A TAHA agronomist came over to test the soil and he advised me straight away to cultivate pawpaw trees. This is how the miracle was unveiled,” – Mr Bernard Makachia, a pioneer pawpaw grower at Kisha Village in Magu District, Mwanza Region, Tanzania.
Mr Bernard Makachia, another pioneer pawpaw grower at Kisha Village in Magu District, earns Sh240,000 (over $105) a week at a market farm gate price of Sh800 ($2.9) per fruit.
The income of Sh7.2 million (about $3,000) a month from 9,000 papaya fruits he harvests at his one-acre farm is a considerable return by African standards.
“My income is guaranteed to last for three consecutive years before I replace the trees with new seedlings,” explains Mr Makachia.

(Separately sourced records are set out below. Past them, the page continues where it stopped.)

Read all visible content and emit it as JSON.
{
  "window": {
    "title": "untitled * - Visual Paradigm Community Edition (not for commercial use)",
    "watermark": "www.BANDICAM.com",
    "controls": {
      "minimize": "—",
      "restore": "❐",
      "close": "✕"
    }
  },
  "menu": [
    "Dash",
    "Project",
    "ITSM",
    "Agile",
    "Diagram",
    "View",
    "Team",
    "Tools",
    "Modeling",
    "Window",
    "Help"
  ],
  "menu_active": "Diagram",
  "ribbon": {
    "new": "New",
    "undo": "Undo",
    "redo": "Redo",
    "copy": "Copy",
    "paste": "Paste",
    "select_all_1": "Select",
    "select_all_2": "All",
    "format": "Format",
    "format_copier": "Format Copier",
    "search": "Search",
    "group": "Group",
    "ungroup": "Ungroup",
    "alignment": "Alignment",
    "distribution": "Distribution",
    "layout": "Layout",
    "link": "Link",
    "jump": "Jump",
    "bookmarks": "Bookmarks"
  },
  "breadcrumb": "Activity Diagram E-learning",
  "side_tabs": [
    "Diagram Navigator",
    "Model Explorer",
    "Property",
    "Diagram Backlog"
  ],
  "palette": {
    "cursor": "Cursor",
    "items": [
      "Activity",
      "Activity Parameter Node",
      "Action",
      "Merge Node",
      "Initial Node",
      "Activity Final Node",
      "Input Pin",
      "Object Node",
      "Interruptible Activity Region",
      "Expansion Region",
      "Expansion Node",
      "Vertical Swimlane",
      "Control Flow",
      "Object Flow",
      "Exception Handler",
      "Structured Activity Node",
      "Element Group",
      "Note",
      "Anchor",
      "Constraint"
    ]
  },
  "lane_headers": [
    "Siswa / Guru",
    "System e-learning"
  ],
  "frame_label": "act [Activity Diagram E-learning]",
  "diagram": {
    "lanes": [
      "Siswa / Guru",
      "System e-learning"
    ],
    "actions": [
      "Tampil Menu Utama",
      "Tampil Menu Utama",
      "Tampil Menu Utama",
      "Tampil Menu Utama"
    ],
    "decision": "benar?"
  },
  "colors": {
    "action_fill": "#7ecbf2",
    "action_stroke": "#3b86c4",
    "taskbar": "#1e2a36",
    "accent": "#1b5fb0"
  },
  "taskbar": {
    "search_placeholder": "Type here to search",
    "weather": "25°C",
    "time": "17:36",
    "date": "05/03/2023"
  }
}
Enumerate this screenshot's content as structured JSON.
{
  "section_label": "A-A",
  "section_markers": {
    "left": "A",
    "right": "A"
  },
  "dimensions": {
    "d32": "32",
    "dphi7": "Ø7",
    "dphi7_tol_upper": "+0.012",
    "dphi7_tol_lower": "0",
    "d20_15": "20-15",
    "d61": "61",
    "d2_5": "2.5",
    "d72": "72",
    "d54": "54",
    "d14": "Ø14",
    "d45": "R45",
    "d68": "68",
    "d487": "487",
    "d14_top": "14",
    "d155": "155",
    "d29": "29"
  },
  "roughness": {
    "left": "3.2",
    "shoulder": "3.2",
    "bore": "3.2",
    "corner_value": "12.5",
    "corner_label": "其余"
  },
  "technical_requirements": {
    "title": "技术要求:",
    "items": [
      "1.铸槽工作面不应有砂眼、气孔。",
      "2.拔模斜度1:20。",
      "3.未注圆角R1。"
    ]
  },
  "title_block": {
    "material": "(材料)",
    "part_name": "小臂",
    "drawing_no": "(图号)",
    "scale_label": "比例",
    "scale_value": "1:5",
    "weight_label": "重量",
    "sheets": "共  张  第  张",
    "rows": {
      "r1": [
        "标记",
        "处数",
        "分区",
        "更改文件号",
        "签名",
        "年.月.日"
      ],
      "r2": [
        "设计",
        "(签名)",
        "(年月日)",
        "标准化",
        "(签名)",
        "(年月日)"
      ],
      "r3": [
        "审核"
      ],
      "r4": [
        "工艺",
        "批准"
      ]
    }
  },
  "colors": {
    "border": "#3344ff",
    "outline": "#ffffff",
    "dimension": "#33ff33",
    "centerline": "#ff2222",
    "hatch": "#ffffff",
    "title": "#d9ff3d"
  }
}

TAHA did not only convince him to grow the cash crop, but also supported him with best farming practices stage by stage.

He used to harvest maize worth barely Sh240,000 (over $105) a year from the one-acre land he now grows pawpaw trees which have turned him into a millionaire in an overnight.
He joined TAHA few years back in his quest for technical advice on an alternative crop that could flourish on a land with all characteristics of a semi-desert.
“A TAHA agronomist came over to test the soil and he advised me straight away to cultivate pawpaw trees. This is how the miracle was unveiled,” he explains.
Thanks to Mr Wenceslaus Joseph, the TAHA expert, for his technical advice; Mr Makachia, who planted 300 seedlings on the one-acre land he owns, is now harvesting 300 papayas a week.

TAHA assists farmers in adopting new technologies and embracing best horticultural practices, enabling them to get bumper harvests from small pieces of land and to contend with Skills Development Levy, land rent fees and numerous other taxes and levies.
It also supports farmers to address challenges of registration of essential horticultural inputs, including pesticides, fertilizers and biological control agents.
Through its logistic firm — TAHA Fresh Handling Limited, the association absorbs costly and time-consuming cross-border non-tariff barriers to ease the burdens investors in the industry face.
TAHA addresses policy and regulatory hurdles for the industry to thrive. Farmers in the Lake Zone, for instance, had difficulties in accessing input such as pesticides and fertilizers which are crucial for improved production.
A pesticide sold at Sh80,000 ($35) in Kenya was retailed at Sh600,000 ($263) in Mwanza, pushing up production costs and making produces noncompetitive.
“Otherwise, Mwanza is a sleeping giant, given its expansive land and plenty of water from the world’s second largest freshwater body — Lake Victoria,” the TAHA agronomists says.